S'il existe une autre vision, une autre place, un autre point de vue capable de briser les limites inhérentes à la vie ordinaire comme l'affirme la Sagesse Traditionnelle, alors quelle est-elle ?
Devant l'importance de la question pour le bonheur, la sérénité et le devenir de l'homme, il devient urgent de prendre aujourd'hui, à cette heure précise, tout de suite, la juste place. Chercher la juste place qui est impartie au franc-maçon dans le moment présent est nécessaire pour aller plus loin, et celui qui est venu librement en loge commence ici la réalisation de sa grande évolution. Rien ni personne n'a contraint un frère ou une sœur à venir dans un temple et il aurait mauvaise grâce à ne pas suivre l'exigence immédiate des méthodes, des rythmes et des formes que la tradition maçonnique emploie dans sa communauté de travail. Si le franc-maçon participe librement au développement de ses qualités spirituelles il doit, sous le regard du Grand Architecte de l'Univers, prendre sa place dans le temple et dans la construction cosmique. Ainsi il aura une place plus juste dans la société, dans sa famille, dans sa vie.

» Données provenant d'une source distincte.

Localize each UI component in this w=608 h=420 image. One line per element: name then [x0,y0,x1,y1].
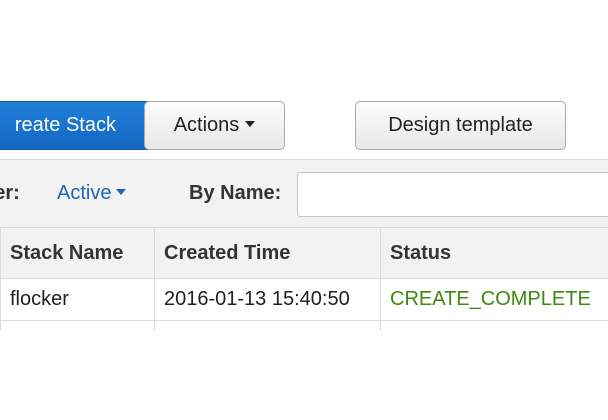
cell-created-time: 2016-01-13 15:40:50 [154,278,381,321]
table-header-row: Stack Name Created Time Status [0,227,608,279]
column-header-status[interactable]: Status [380,227,608,279]
filter-label: lter: [0,182,20,204]
column-header-stack-name[interactable]: Stack Name [0,227,155,279]
stacks-table: Stack Name Created Time Status flocker 2… [0,227,608,331]
by-name-input[interactable] [297,172,608,217]
empty-cell [154,320,381,331]
create-stack-button[interactable]: reate Stack [0,101,165,150]
column-header-created-time[interactable]: Created Time [154,227,381,279]
table-row-partial [0,320,608,331]
empty-cell [380,320,608,331]
empty-cell [0,320,155,331]
design-template-button[interactable]: Design template [355,101,566,150]
actions-label: Actions [173,114,240,136]
create-stack-label: reate Stack [14,114,116,136]
by-name-label: By Name: [189,182,282,204]
actions-dropdown-button[interactable]: Actions [144,101,285,150]
cell-stack-name[interactable]: flocker [0,278,155,321]
cell-status: CREATE_COMPLETE [380,278,608,321]
table-row[interactable]: flocker 2016-01-13 15:40:50 CREATE_COMPL… [0,278,608,321]
cloudformation-stacks-page: reate Stack Actions Design template lter… [0,0,608,420]
caret-down-icon [116,189,127,196]
filter-dropdown[interactable]: Active [57,182,127,205]
design-template-label: Design template [388,114,533,136]
filter-value: Active [57,182,112,204]
caret-down-icon [245,121,256,128]
filter-bar: lter: Active By Name: [0,159,608,227]
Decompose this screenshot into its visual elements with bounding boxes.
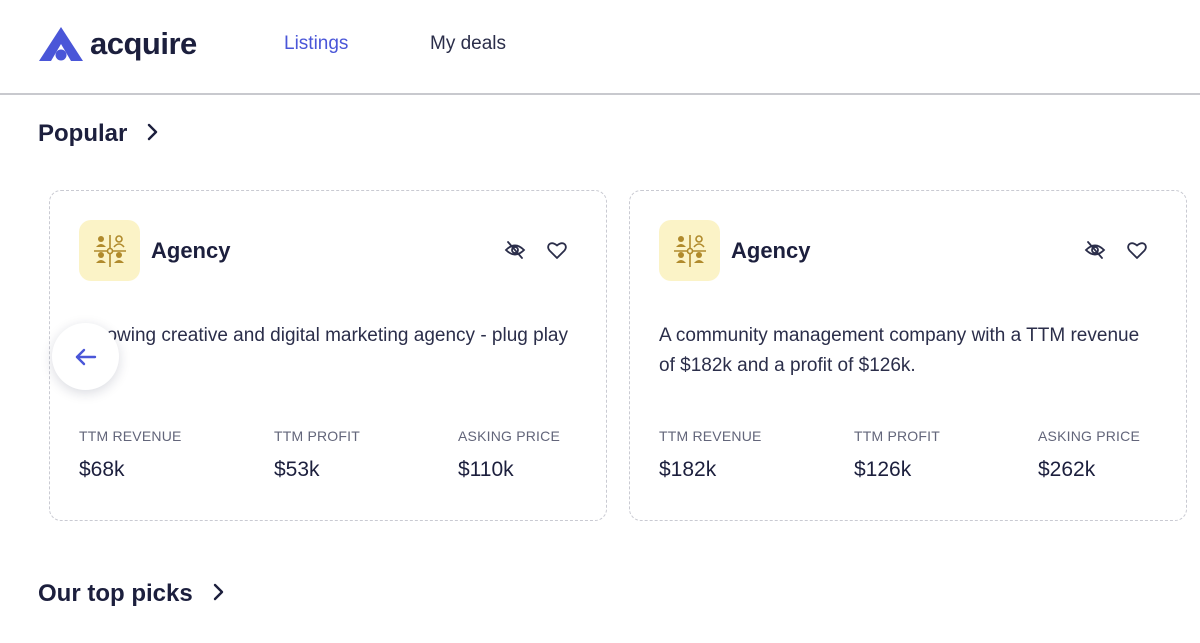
metric-value: $262k — [1038, 458, 1096, 481]
metric-ttm-profit: TTM PROFIT $53k — [274, 427, 360, 483]
popular-carousel: Agency t growing creative and digital ma… — [0, 188, 1200, 524]
logo-text: acquire — [90, 26, 197, 61]
top-picks-title-text: Our top picks — [38, 580, 193, 607]
metric-label: ASKING PRICE — [1038, 428, 1140, 444]
acquire-logo[interactable]: acquire — [38, 26, 197, 62]
metric-value: $68k — [79, 458, 125, 481]
metric-ttm-revenue: TTM REVENUE $182k — [659, 427, 762, 483]
metric-label: TTM REVENUE — [659, 428, 762, 444]
metric-asking-price: ASKING PRICE $262k — [1038, 427, 1140, 483]
top-header: acquire Listings My deals — [0, 0, 1200, 95]
nav-my-deals[interactable]: My deals — [430, 32, 506, 56]
listing-description: A community management company with a TT… — [659, 325, 1140, 376]
popular-title-text: Popular — [38, 120, 128, 147]
heart-icon[interactable] — [1126, 239, 1148, 261]
acquire-logo-icon — [39, 27, 83, 61]
listing-description: t growing creative and digital marketing… — [79, 325, 568, 346]
listing-card[interactable]: Agency A community management company wi… — [629, 190, 1187, 521]
people-network-icon — [659, 220, 720, 281]
metric-value: $182k — [659, 458, 717, 481]
chevron-right-icon[interactable] — [145, 119, 159, 149]
arrow-left-icon — [75, 348, 96, 365]
metric-ttm-profit: TTM PROFIT $126k — [854, 427, 940, 483]
metric-label: TTM PROFIT — [274, 428, 360, 444]
chevron-right-icon[interactable] — [211, 579, 225, 609]
top-picks-section-title[interactable]: Our top picks — [38, 579, 225, 609]
metric-asking-price: ASKING PRICE $110k — [458, 427, 560, 483]
metric-value: $53k — [274, 458, 320, 481]
metric-label: ASKING PRICE — [458, 428, 560, 444]
metric-value: $126k — [854, 458, 912, 481]
people-network-icon — [79, 220, 140, 281]
carousel-prev-button[interactable] — [52, 323, 119, 390]
metric-ttm-revenue: TTM REVENUE $68k — [79, 427, 182, 483]
metric-value: $110k — [458, 458, 514, 481]
eye-off-icon[interactable] — [1084, 239, 1106, 261]
metric-label: TTM REVENUE — [79, 428, 182, 444]
nav-listings[interactable]: Listings — [284, 32, 348, 56]
metric-label: TTM PROFIT — [854, 428, 940, 444]
category-label: Agency — [151, 238, 231, 263]
eye-off-icon[interactable] — [504, 239, 526, 261]
listing-card[interactable]: Agency t growing creative and digital ma… — [49, 190, 607, 521]
category-label: Agency — [731, 238, 811, 263]
popular-section-title[interactable]: Popular — [38, 119, 159, 149]
heart-icon[interactable] — [546, 239, 568, 261]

Une place qui n'est pas due au hasard mais à un désir délibéré de la connaître et de l'assumer.
Pour l'heure le franc-maçon prend place au démarrage du rituel comme dans un train ou dans une voiture, pour partir en voyage, pour découvrir un monde nouveau, un être merveilleux, une terre promise.
Quelle émotion pour l'humble postulant à la connaissance ! Il s'embarque vers le mystère du Grand Œuvre pour chercher la parole Perdue, pour découvrir l'inconnu, pour rencontrer l'unité intérieure.
Prenez place mes frères et mes sœurs". Comme il est troublant cet acte suggéré que s'impose l'homme, lui habituellement si inconséquent, si velléitaire, si tourné vers les futilités et si prompt à se révolter ! Comme il est grand le mystère de l'appel auquel le franc-maçon répond sans complaisance après avoir osé franchir la porte étroite !
Maintenant que le coup de maillet a retenti comme un déchirement dans l'écoulement du temps ordinaire, le franc-maçon se prépare à parcourir le chemin subtil et délicat de la connaissance dans un rythme accordé à son rythme intérieur, car il s'agit bien de prendre non seulement une place physique mais surtout une place intérieure qui sera en harmonie avec l'univers dans le sortilège des mots et la magie des symboles du rituel d'ouverture.
Chacun prend place dans l'espace sacré pour que le miracle de la Voie Royale le submerge de la lumière venue de l'Orient.
Prenez place mes frères et mes sœurs.